宅地建物取引士 法令上の制限 択一式(初級) 第26問〜第28問|建築基準法

重要度:A 論点:建築確認の要否

問26:建築確認に関する次の記述のうち、正しいものはどれか。

  • A:その用途に供する部分の床面積が200㎡を超える特殊建築物の新築には、全国どの場所であっても建築確認が必要である。
  • B:床面積150㎡の飲食店の新築は、都市計画区域外であっても常に建築確認が必要である。
  • C:防火地域および準防火地域外において建築物を新築する場合、床面積が10㎡以内であれば建築確認は不要である。
【第26問:正解と解説】

正解:A
【解説】
・A:正しい。その用途に供する部分の床面積が200㎡を超える特殊建築物は、全国どの場所でも新築等の建築確認が必要である。また、令和7年4月1日以後は、都市計画区域等の外でも、構造を問わず階数2以上または延べ面積200㎡超の建築物が確認対象となる。都市計画区域・準都市計画区域・準景観地区等の内では、原則として規模を問わず新築等が確認対象となる。
・B:誤り。床面積150㎡の飲食店は、特殊建築物としての200㎡超の基準には該当しない。ただし、都市計画区域等の外でも、階数2以上であれば令和7年4月1日以後は確認対象となるため、床面積だけを示して「常に必要」とすることはできない。
・C:誤り。10㎡以内の例外は「増築・改築・移転」に適用されるものであり、新築には適用がない。行為の種類の入れ替えが定番。


重要度:B 論点:完了検査と使用開始

問27:建築確認を受けた特殊建築物(床面積300㎡)の工事が完了した場合に関する次の記述のうち、正しいものはどれか。

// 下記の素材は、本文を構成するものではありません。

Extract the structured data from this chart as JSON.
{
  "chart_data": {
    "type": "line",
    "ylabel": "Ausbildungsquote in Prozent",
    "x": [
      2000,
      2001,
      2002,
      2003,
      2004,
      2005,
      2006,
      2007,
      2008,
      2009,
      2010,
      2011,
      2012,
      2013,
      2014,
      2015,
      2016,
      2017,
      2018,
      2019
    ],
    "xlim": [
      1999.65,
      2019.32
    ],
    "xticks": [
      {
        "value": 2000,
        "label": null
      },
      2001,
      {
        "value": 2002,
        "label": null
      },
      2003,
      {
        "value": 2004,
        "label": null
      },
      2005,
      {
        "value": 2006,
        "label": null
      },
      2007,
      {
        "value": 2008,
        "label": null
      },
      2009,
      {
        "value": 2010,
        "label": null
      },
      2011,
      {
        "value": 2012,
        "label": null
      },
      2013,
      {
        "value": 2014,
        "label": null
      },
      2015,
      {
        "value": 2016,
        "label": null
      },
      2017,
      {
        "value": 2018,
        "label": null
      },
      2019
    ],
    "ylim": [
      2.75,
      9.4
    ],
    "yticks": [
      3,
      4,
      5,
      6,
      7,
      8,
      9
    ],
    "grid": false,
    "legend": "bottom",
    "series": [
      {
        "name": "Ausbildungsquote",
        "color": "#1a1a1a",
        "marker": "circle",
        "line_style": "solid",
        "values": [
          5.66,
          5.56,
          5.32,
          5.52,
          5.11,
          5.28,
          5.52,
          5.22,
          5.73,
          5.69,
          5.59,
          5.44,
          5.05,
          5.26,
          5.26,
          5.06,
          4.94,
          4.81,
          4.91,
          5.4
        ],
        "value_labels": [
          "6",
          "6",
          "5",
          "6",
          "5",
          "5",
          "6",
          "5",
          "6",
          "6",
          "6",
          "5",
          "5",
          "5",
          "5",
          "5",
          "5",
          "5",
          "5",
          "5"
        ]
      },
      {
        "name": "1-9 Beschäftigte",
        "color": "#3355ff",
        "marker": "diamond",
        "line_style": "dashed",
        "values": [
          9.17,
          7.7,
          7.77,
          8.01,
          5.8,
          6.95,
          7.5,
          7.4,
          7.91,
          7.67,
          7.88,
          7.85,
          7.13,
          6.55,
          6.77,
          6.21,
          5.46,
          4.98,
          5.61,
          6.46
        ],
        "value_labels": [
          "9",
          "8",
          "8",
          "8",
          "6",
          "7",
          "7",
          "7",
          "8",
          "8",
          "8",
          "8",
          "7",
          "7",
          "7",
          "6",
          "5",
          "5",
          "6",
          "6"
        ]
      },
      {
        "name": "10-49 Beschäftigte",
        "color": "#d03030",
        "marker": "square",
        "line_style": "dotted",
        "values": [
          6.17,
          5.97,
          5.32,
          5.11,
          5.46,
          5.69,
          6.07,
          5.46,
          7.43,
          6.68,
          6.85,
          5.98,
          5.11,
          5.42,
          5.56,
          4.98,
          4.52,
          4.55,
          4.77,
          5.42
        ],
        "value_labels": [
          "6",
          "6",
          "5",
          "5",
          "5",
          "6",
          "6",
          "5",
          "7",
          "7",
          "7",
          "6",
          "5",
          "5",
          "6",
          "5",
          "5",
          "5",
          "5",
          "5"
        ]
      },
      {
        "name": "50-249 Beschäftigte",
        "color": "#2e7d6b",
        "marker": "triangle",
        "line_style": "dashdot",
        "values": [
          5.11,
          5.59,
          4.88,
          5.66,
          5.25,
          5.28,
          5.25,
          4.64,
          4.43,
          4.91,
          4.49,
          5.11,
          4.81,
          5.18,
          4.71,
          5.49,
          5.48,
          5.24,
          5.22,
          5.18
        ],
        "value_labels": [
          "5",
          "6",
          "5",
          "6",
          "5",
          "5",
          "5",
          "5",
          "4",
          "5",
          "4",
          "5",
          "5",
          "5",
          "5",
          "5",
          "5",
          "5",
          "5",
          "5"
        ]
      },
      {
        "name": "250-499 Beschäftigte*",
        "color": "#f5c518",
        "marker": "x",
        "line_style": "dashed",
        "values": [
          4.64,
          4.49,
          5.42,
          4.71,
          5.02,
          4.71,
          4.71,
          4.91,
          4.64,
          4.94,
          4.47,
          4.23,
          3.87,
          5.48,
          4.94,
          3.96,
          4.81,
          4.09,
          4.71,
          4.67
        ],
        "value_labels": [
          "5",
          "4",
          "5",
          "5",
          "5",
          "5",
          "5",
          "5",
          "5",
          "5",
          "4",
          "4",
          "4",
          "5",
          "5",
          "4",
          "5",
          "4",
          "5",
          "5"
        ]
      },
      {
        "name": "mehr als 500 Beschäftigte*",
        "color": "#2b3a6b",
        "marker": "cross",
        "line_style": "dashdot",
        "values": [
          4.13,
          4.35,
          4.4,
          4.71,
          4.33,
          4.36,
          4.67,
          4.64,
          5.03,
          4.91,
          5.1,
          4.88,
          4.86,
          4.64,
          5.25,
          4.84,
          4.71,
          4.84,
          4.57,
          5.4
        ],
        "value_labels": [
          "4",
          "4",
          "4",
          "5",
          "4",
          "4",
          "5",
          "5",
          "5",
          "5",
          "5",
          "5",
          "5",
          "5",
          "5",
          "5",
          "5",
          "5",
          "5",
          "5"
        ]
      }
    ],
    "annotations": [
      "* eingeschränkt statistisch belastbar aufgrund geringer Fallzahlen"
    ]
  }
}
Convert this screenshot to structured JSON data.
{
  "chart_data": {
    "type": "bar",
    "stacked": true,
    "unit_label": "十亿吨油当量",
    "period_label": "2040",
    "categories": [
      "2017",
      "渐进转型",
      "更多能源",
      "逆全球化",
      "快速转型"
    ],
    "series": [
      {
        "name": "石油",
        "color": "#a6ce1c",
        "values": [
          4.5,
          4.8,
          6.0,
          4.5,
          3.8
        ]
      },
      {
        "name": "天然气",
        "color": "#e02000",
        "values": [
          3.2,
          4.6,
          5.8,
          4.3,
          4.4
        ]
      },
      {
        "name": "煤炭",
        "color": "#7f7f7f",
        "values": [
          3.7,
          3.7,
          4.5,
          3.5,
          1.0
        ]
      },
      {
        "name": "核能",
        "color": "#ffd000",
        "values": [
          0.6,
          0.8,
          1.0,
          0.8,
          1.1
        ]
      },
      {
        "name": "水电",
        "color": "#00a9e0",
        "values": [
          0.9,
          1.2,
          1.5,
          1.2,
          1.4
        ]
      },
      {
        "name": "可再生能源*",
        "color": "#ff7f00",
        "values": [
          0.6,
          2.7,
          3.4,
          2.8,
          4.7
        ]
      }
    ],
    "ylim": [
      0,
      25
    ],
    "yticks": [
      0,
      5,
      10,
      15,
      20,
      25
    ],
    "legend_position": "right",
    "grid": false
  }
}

  • A:建築主は、工事完了日から2週間以内に到達するように完了検査を申請しなければならない。
  • B:建築主は、原則として検査済証の交付を受けた後でなければ、当該建築物を使用することができない。
  • C:完了検査の申請が受理されてから3日を経過すれば、検査済証の交付前でも当然に使用を開始できる。
【第27問:正解と解説】

正解:B
【解説】
・A:誤り。完了検査の申請は工事完了日から4日以内に到達するように行う。2週間は数字の入れ替え。
・B:正しい。確認対象となる特殊建築物等は、原則として検査済証の交付後でなければ使用できない。例外は、特定行政庁等による仮使用の認定を受けた場合、または完了検査申請が受理された日から7日を経過した場合である。【試験対策】完了検査申請は工事完了から4日以内、使用可能となる経過期間は申請受理から7日と区別する。
・C:誤り。検査済証交付前に法定の経過により使用できるのは、完了検査申請が受理された日から7日を経過した場合であり、3日ではない。


重要度:B 論点:居室の採光・換気

問28:住宅の居室に関する次の記述のうち、正しいものはどれか。

  • A:換気のための開口部は、原則として居室の床面積の7分の1以上としなければならない。
  • B:採光のための開口部は、原則として居室の床面積の5分の1以上としなければならない。
  • C:採光のための開口部は原則として床面積の7分の1以上、換気のための開口部は原則として床面積の20分の1以上としなければならない。
【第28問:正解と解説】

正解:C
【解説】
・A:誤り。7分の1は採光の基準。換気は20分の1以上であり、基準の入れ替え。
・B:誤り。5分の1という基準は存在しない架空の数字。採光は7分の1以上。
・C:正しい。採光1/7・換気1/20。【試験対策】「あかり(採光)は大きく7分の1、空気(換気)は小さく20分の1」とサイズ感で覚える。採光は照明設備の設置等により10分の1まで緩和可能という令和改正の知識もあわせて確認。